Venture capital funding is rushing into machine learning startups

At just 30 years old, Shivon Zilis is making important deals at Bloomberg Beta that are shaping the future of the machine learning business

Shivon Zilis

Shivon Zilis. (Portrait by Roberto Caruso)

Several years ago, Big Data was the new thing turning every venture capitalist on his (or, only very occasionally, her) ear. Today’s go-to trend is using machine intelligence (MI) to help businesses exploit their data to work smarter. “In the next five to 10 years, it’s going to be very difficult to see any data-oriented piece of the world not fundamentally transformed by this technology,” predicts Shivon Zilis, an investor at Bloomberg Beta, based in San Francisco and New York.

Machine intelligence startups have amassed almost US$1 billion in investments since the technology began to look viable in 2010, according to CB Insights. The rapid development in this nascent field has spawned venture capital funds, like Data Collective and Bloomberg Beta, that invest with a focus on MI startups. Zilis, who just turned 30 this year— she appeared in Forbes magazine’s “30 Under 30: The Top Young Investors of Venture Capital” in 2015—has co-led between 15 and 20 of the 68 deals Bloomberg Beta has closed since its founding in 2013. A number of those investments have gone on to raise capital at higher valuations, according to Forbes. One of them was Newsle, a real-time social media notification system, which was acquired by LinkedIn Corp. (NYSE: LNKD) in 2014 for an undisclosed amount.

A proud Canadian, Zilis left her Toronto home after winning both a hockey and an academic scholarship to study in the U.S. She picked the latter and completed her bachelor’s degree in economics and philosophy at Yale. “I was obsessed with technology back in school but wanted to be on the business side of technology,” says the self-described “data geek.” She first went to work for IBM Corp.’s (NYSE: IBM) global microfinance initiative, where she helped create solutions to enable loans to be made to small businesses in developing countries. Her next job had her advising startups in the education and data services spaces for Bloomberg’s internal incubator. It was there that Zilis and her colleagues saw an opportunity for a traditional venture capital fund with business information giant Bloomberg LP as the limited partner. The $75-million Bloomberg Beta fund was created to back early-stage technology companies with the potential to transform the future of work.

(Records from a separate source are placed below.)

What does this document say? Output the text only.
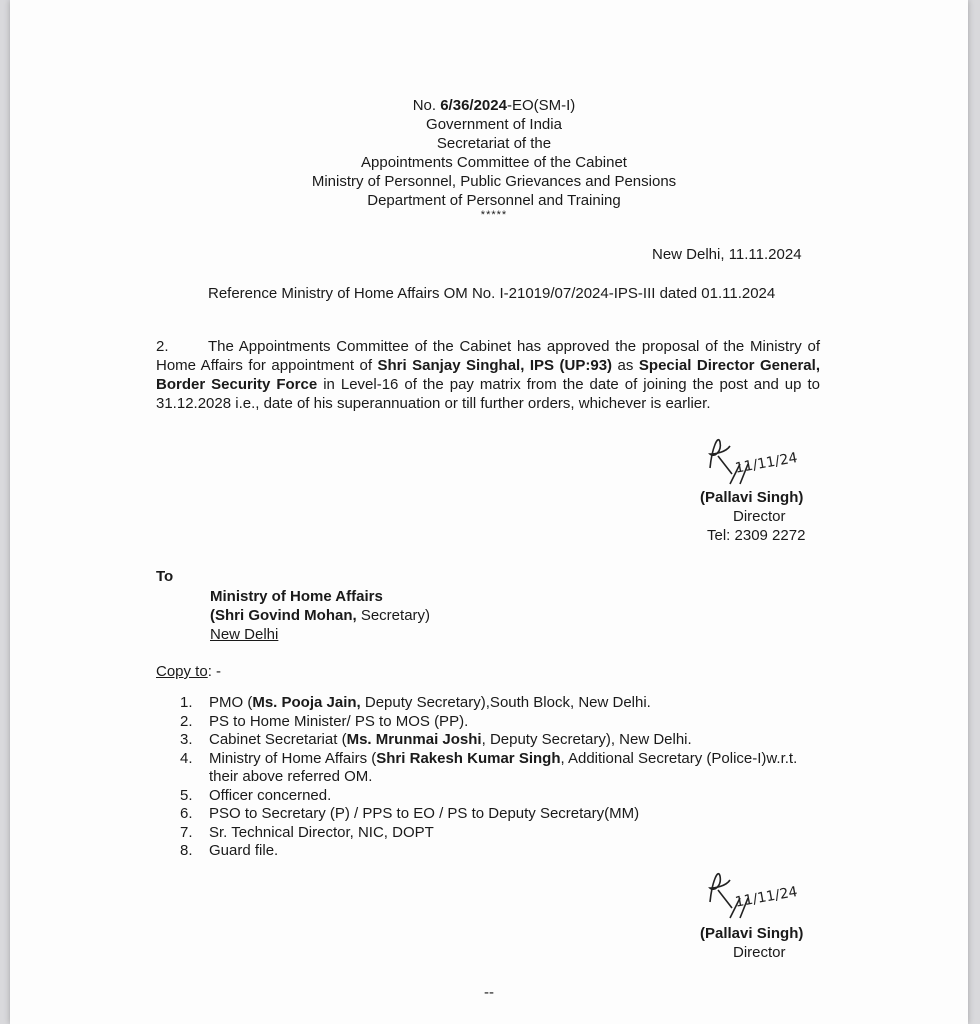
No. 6/36/2024-EO(SM-I)
Government of India
Secretariat of the
Appointments Committee of the Cabinet
Ministry of Personnel, Public Grievances and Pensions
Department of Personnel and Training
*****
New Delhi, 11.11.2024
Reference Ministry of Home Affairs OM No. I-21019/07/2024-IPS-III dated 01.11.2024
2.	The Appointments Committee of the Cabinet has approved the proposal of the Ministry of Home Affairs for appointment of Shri Sanjay Singhal, IPS (UP:93) as Special Director General, Border Security Force in Level-16 of the pay matrix from the date of joining the post and up to 31.12.2028 i.e., date of his superannuation or till further orders, whichever is earlier.
11/11/24
(Pallavi Singh)
Director
Tel: 2309 2272
To
Ministry of Home Affairs
(Shri Govind Mohan, Secretary)
New Delhi
Copy to: -
1. PMO (Ms. Pooja Jain, Deputy Secretary),South Block, New Delhi.
2. PS to Home Minister/ PS to MOS (PP).
3. Cabinet Secretariat (Ms. Mrunmai Joshi, Deputy Secretary), New Delhi.
4. Ministry of Home Affairs (Shri Rakesh Kumar Singh, Additional Secretary (Police-I)w.r.t. their above referred OM.
5. Officer concerned.
6. PSO to Secretary (P) / PPS to EO / PS to Deputy Secretary(MM)
7. Sr. Technical Director, NIC, DOPT
8. Guard file.
11/11/24
(Pallavi Singh)
Director
--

Currently, the majority of Bloomberg Beta’s investments are in MI companies based in the U.S., though three are headquartered in Canada. The six-member investment team has examined nearly every type of MI startup—more than 2,000 companies in the enterprise, agriculture, healthcare, transportation and logistics sectors—but Zilis is picky about where she puts her money. For her, investing in startups is about investing in people who have the whole package. “In the MI space, it’s really hard to find a mix between extreme technical competence and a deep personal desire to solve a problem,” she explains.

One company that met her criteria is Toronto-based Deep Genomics, which applies machine learning to early disease detection to make possible more targeted therapies. Zilis was impressed by founder Brendan Frey’s technical ability and commitment to the problem. Bloomberg Beta and True Ventures together put US$3.7 million into the company last November.

Bloomberg Beta works with founders to build their companies in a sustainable way. “We encourage them to be very thoughtful in how they spend their money and the rate [at which] they make hires,” says Zilis. The venture fund is also disciplined with its own investments. The team focuses on areas where its members believe real problems are being solved; the investors try to avoid getting pulled into the hype cycle. “A lot of our companies are selling specific enterprise contracts,” Zilis points out. “As a result, they’ll be better protected from fluctuations in the startup ecosystem.”